What makes Despicable Me work so well are all the little touches. Gru's home, set on an otherwise nondescript suburban street, looks every bit the dwelling of a villain, from the all-black exterior to the dead animals used for everything from art to furniture. On the other side of town, Vector has somehow hidden the pyramid at his house ... by painting it to look like the sky (a great sight gag that goes mostly unacknowledged). Gru's plan to steal the moon is in jeopardy not because he can't steal enough money, but because the Bank of Evil is refusing to lend him the funds.
But what everybody will be talking about after seeing the film will be Gru's minions, a vast horde of small pill-shaped yellow creatures who do his bidding. It's easy to see why Gru may not have reached the level of evildom he's desired yet, as the minions are collectively quite clumsy and easily distracted. That's bad for Gru but great for the audience, as they provide seemingly endless amounts of hilarity with every move they make. The fact that they speak only in grunts and squeaks makes their actions that much funnier.

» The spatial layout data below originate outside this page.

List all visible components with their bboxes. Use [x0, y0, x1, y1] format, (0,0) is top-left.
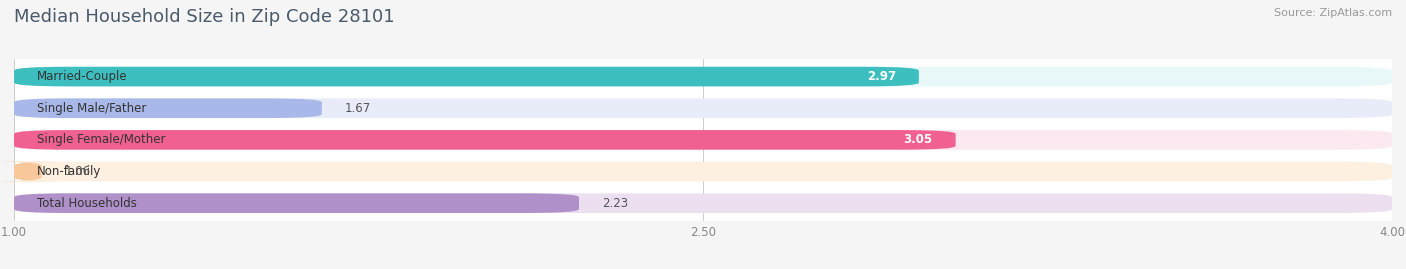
- Text: Total Households: Total Households: [37, 197, 136, 210]
- Text: Married-Couple: Married-Couple: [37, 70, 128, 83]
- FancyBboxPatch shape: [14, 193, 1392, 213]
- Text: 3.05: 3.05: [904, 133, 932, 146]
- Text: Single Male/Father: Single Male/Father: [37, 102, 146, 115]
- FancyBboxPatch shape: [14, 130, 1392, 150]
- Text: 2.97: 2.97: [866, 70, 896, 83]
- FancyBboxPatch shape: [14, 130, 956, 150]
- Text: Single Female/Mother: Single Female/Mother: [37, 133, 166, 146]
- Text: Non-family: Non-family: [37, 165, 101, 178]
- FancyBboxPatch shape: [14, 98, 1392, 118]
- Text: 1.67: 1.67: [344, 102, 371, 115]
- Text: Source: ZipAtlas.com: Source: ZipAtlas.com: [1274, 8, 1392, 18]
- FancyBboxPatch shape: [14, 162, 1392, 181]
- Text: Median Household Size in Zip Code 28101: Median Household Size in Zip Code 28101: [14, 8, 395, 26]
- FancyBboxPatch shape: [14, 98, 322, 118]
- FancyBboxPatch shape: [0, 162, 69, 181]
- FancyBboxPatch shape: [14, 67, 920, 86]
- FancyBboxPatch shape: [14, 67, 1392, 86]
- Text: 1.06: 1.06: [65, 165, 91, 178]
- FancyBboxPatch shape: [14, 193, 579, 213]
- Text: 2.23: 2.23: [602, 197, 628, 210]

While the use of 3D in animated films can often be superfluous since computer-generated animation is so crystal clear anyway, Despicable Me makes some of the best use of the technology yet. The “camera” takes the viewers on a roller coaster ride, literally, when Gru takes the orphans to an amusement park. Gru's mission to steal the moon naturally leads to a sequence in space, where the stars and other space items have never seemed more in reach. And the general over-the-top nature of the story lends itself well to the in-your-faceness of 3D.

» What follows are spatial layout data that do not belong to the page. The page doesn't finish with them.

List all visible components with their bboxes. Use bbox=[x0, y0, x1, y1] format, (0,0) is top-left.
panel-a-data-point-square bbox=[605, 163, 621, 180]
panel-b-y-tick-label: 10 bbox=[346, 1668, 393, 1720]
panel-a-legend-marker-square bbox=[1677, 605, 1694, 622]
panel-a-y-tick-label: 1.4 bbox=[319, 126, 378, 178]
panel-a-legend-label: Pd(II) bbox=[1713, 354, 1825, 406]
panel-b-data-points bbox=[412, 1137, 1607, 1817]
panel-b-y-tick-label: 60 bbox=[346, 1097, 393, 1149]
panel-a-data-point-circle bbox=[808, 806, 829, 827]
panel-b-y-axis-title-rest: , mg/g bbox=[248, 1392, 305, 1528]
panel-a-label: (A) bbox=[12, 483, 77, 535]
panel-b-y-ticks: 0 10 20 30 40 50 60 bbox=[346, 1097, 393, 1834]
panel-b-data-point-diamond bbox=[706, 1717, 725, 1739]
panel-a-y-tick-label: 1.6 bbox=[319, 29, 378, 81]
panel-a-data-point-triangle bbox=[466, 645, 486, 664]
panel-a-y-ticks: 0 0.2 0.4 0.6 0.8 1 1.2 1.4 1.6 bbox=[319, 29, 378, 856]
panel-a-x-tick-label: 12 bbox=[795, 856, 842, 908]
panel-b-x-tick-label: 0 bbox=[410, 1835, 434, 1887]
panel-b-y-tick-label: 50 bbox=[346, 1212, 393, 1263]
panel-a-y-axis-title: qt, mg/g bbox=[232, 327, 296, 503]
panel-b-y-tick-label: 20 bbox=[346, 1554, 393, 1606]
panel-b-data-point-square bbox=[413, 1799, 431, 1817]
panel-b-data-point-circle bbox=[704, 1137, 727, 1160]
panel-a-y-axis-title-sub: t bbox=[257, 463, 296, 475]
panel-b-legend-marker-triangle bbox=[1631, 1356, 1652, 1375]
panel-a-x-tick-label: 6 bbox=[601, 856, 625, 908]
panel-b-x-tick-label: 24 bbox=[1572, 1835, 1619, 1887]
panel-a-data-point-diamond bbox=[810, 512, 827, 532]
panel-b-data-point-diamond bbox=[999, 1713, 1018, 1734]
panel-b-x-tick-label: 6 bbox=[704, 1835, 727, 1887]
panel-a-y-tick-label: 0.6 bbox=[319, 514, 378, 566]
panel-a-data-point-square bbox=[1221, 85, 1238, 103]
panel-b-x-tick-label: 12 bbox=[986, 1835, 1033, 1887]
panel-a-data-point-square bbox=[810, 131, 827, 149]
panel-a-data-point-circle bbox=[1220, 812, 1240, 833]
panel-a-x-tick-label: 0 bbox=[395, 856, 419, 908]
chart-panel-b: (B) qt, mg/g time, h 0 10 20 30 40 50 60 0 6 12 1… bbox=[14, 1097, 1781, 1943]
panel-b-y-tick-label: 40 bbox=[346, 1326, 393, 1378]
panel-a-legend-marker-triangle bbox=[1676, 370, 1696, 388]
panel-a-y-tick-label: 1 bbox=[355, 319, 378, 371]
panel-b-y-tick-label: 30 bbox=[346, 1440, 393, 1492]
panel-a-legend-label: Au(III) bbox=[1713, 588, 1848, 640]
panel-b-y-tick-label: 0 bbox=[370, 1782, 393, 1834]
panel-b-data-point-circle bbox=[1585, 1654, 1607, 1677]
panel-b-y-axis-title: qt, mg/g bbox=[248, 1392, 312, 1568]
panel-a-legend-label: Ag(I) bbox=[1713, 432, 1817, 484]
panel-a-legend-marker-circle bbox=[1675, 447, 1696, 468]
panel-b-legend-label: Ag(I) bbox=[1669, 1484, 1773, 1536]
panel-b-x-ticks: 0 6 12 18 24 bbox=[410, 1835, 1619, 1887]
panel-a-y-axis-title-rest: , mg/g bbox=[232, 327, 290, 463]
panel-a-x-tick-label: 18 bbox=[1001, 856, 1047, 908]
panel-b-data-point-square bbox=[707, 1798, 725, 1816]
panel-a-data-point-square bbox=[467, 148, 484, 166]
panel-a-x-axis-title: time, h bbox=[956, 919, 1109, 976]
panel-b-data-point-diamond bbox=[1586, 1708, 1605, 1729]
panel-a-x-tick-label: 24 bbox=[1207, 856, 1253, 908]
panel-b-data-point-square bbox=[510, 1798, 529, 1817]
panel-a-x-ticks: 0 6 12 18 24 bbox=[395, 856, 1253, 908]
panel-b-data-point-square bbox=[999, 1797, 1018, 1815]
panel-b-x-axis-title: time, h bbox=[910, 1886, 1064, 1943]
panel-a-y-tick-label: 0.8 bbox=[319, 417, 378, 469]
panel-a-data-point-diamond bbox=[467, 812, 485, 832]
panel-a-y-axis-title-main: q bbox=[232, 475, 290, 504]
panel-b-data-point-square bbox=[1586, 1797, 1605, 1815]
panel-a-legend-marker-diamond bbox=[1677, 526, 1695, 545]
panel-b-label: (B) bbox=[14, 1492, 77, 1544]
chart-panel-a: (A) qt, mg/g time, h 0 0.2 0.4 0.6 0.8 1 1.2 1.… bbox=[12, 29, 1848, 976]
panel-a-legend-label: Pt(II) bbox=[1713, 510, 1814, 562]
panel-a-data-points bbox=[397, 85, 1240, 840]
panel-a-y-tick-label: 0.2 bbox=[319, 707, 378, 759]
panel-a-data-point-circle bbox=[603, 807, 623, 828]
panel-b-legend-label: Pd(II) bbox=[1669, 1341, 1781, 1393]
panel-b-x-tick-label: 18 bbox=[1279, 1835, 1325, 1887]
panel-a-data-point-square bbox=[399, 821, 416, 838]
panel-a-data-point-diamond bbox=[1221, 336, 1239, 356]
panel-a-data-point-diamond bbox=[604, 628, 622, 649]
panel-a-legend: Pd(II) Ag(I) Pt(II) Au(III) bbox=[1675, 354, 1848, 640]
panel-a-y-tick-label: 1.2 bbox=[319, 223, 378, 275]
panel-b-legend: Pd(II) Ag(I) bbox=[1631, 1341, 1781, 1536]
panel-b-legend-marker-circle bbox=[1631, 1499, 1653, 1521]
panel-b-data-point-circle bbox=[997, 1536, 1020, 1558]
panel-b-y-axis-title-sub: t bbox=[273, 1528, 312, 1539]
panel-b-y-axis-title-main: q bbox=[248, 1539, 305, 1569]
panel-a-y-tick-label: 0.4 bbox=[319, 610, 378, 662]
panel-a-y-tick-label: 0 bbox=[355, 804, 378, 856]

One denominator that this film has in common with Dragon is its choice of voice actors. While many of the names are relatively big, they all seem to have been chosen with an ear toward comedic talent. Carell and Segel are actually semi-unrecognizable, with both affecting accents, but that doesn't stop them from generating huge laughs. Likewise, Russell Brand (Get Him to the Greek), as Gru's assistant Dr. Nefario, changes up his familiar Cockney accent by making it sound older (and a bit like Michael Caine in the process). Other funny people in the cast include Will Arnett, Ken Jeong, Danny McBride, Kristen Wiig, Mindy Kaling, Jemaine Clement, and Jack McBrayer. And to top it off, they nabbed Julie Andrews as Gru's never-satisfied mom.
Toy Story 3 may have been gobbling up the family moviegoing dollar up till this point in the summer, but Despicable Me should bump it off that mountaintop. Its filmmakers make almost all the right moves and show, like Pixar, that appealing to both kids and adults can be easy when you know what you're doing.